I grew up in the white suburbs in the 60’s and 70’s — a member of the Jones generation (tail-end Boomer with a lot in common with Gen X). Both of my parents were first generation college-goers. Both of them, through hard work and decent educations (and white privilege) surpassed their parents by almost any measure you can devise (except longevity — a story for another time). That I would go to college was baked in. My degree in English (with a focus on medieval literature, of all practical things) garnered me a professional job in radio. That’s what we expected. That’s what we got.

Now? My boys were alive on 9/11. They watched us worry our way through the financial meltdown of 2008. They saw how we had to remortgage the house to afford college. More recently, they’ve experienced (up close) wildfires and drought. Even though my older son makes more money than I did as a first year associate at a swanky downtown law firm in the 90’s, he can’t afford to buy a home. The other son is finishing up his degree in communications and worries how many vocational avenues will be foreclosed by AI.
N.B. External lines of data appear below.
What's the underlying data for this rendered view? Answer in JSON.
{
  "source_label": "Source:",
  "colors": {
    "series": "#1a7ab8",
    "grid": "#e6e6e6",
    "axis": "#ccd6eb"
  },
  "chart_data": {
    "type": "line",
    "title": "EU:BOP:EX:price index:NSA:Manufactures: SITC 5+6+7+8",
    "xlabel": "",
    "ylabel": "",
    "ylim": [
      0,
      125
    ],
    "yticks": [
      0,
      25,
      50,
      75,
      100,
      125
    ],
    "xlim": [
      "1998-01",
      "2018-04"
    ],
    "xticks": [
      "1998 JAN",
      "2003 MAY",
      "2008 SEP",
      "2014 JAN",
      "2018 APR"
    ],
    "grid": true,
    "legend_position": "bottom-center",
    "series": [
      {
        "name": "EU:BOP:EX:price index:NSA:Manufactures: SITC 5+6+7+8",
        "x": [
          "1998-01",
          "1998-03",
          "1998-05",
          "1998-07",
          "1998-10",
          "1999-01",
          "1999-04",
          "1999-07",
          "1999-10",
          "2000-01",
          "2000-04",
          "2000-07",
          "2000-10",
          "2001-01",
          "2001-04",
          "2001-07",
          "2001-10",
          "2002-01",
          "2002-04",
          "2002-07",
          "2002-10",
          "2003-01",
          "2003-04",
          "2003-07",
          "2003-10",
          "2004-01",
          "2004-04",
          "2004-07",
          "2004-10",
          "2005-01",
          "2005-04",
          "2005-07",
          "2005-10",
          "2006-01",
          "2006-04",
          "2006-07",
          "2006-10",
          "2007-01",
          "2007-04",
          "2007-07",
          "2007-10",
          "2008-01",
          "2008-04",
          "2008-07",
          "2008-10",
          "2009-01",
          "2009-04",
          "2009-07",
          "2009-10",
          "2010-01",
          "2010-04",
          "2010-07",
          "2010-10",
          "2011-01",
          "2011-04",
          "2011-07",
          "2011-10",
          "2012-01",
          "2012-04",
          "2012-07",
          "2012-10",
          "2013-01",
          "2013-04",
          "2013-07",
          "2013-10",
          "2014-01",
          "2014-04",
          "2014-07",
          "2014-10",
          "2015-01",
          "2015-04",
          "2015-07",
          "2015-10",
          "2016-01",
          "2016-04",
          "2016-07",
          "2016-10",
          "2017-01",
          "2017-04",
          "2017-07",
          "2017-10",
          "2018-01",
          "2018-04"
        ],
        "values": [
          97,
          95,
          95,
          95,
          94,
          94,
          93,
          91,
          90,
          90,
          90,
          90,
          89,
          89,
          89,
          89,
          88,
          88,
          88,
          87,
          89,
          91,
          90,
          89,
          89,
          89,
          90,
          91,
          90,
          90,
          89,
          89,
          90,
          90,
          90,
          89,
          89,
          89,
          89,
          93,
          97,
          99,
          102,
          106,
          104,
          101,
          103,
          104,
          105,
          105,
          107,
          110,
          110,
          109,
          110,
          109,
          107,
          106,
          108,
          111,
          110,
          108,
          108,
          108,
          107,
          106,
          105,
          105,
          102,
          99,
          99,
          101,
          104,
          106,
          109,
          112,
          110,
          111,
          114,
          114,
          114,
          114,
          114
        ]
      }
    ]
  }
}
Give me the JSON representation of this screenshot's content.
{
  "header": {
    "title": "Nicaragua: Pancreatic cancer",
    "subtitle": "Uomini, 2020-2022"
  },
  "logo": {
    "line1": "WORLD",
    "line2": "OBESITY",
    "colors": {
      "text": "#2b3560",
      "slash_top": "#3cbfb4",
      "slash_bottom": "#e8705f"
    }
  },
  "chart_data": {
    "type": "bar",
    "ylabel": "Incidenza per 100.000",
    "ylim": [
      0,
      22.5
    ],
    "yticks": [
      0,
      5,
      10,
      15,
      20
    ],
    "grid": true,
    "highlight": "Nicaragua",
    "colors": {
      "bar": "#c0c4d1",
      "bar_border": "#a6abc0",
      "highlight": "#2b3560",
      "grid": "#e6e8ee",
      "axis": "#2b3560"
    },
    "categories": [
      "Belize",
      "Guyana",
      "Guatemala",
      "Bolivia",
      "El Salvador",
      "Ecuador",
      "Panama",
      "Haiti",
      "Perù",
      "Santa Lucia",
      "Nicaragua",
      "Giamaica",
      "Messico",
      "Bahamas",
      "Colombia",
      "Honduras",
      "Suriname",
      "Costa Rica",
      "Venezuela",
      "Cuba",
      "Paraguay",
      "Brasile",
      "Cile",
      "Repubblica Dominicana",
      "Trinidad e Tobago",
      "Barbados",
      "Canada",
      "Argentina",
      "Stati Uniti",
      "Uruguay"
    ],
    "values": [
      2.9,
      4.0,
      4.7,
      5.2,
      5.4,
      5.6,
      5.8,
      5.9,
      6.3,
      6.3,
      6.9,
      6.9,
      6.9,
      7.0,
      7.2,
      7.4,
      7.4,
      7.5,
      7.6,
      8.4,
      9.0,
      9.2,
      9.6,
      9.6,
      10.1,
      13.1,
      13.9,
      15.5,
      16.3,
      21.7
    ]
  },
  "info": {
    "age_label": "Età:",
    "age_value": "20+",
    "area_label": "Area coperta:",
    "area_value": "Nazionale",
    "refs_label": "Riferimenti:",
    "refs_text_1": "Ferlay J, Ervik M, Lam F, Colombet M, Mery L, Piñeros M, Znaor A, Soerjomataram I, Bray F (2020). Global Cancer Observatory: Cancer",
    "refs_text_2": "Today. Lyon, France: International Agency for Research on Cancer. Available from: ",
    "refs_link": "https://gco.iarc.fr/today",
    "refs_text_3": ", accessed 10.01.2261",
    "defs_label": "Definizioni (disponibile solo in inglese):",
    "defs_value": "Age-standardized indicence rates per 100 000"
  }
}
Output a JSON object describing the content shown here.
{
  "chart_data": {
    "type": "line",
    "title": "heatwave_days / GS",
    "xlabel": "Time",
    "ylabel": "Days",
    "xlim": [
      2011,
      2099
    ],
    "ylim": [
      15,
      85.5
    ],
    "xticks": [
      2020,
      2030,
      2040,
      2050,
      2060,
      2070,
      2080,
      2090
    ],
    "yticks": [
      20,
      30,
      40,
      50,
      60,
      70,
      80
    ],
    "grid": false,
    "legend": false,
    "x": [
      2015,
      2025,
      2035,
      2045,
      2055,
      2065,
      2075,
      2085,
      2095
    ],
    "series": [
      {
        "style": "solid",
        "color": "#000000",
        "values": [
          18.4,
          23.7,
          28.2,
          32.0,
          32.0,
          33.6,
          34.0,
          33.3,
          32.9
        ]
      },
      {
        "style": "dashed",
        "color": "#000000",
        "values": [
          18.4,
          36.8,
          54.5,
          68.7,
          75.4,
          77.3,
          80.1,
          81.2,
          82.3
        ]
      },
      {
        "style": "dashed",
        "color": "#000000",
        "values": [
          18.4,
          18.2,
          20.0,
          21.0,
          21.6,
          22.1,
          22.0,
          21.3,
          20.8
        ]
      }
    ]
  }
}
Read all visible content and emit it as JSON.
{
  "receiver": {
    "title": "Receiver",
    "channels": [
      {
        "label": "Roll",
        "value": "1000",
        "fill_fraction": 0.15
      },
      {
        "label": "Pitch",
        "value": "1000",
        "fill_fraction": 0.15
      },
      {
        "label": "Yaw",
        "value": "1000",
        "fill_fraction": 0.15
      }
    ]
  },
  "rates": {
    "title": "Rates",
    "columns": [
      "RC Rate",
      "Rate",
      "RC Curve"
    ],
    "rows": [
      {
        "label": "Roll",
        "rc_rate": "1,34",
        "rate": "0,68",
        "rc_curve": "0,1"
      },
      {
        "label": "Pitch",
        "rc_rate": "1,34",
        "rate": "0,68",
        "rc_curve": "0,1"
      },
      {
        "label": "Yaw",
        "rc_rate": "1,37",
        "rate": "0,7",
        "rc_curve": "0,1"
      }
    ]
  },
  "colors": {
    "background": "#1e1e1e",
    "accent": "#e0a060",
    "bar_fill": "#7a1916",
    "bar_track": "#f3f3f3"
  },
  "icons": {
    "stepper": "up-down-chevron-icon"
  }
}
All of this to say, The Moonwalkers, movingly loud, visually gorgeous, and packed with information was hair-raising and inspiring and made me deeply sad.

I was riven with a painful nostalgia watching a country celebrate the moon landing. I teared up thinking of all the expertise that came together to make such a seemingly impossible feat possible. You couldn’t help but wonder if such a mission would be feasible today. With the GOP’s wanton expulsion of expertise in every scientific field, I’m doubtful. In fact, I’m not sure we can still accurately forecast the weather, for Christ’s sake.

At one point my husband pointed to the glowing exit sign on one of the surround-screens and quipped, “That’s how you know it was fake.” A perfect joke.

Let’s end on an upbeat note, shall we?

It turns out that Tom Hanks, a year older than us, was a real space aficionado as a kid. His recollections added a personal dimension to our shared history — like the time he tried to simulate being in space by grabbing a couple of bricks, arranging the garden hose so he could breathe through it, and sinking to the bottom of their 3-foot above-ground pool. He recounted his devoted position in front of the TV again and again. We could relate.

So much to remember! Those clunky-looking TV’s. How viewing was a shared experience. The trust we had in Walter Cronkite and John F. Kennedy, voices so familiar to those of us of a certain age.

We plan to rewatch Apollo 13 sometime soon.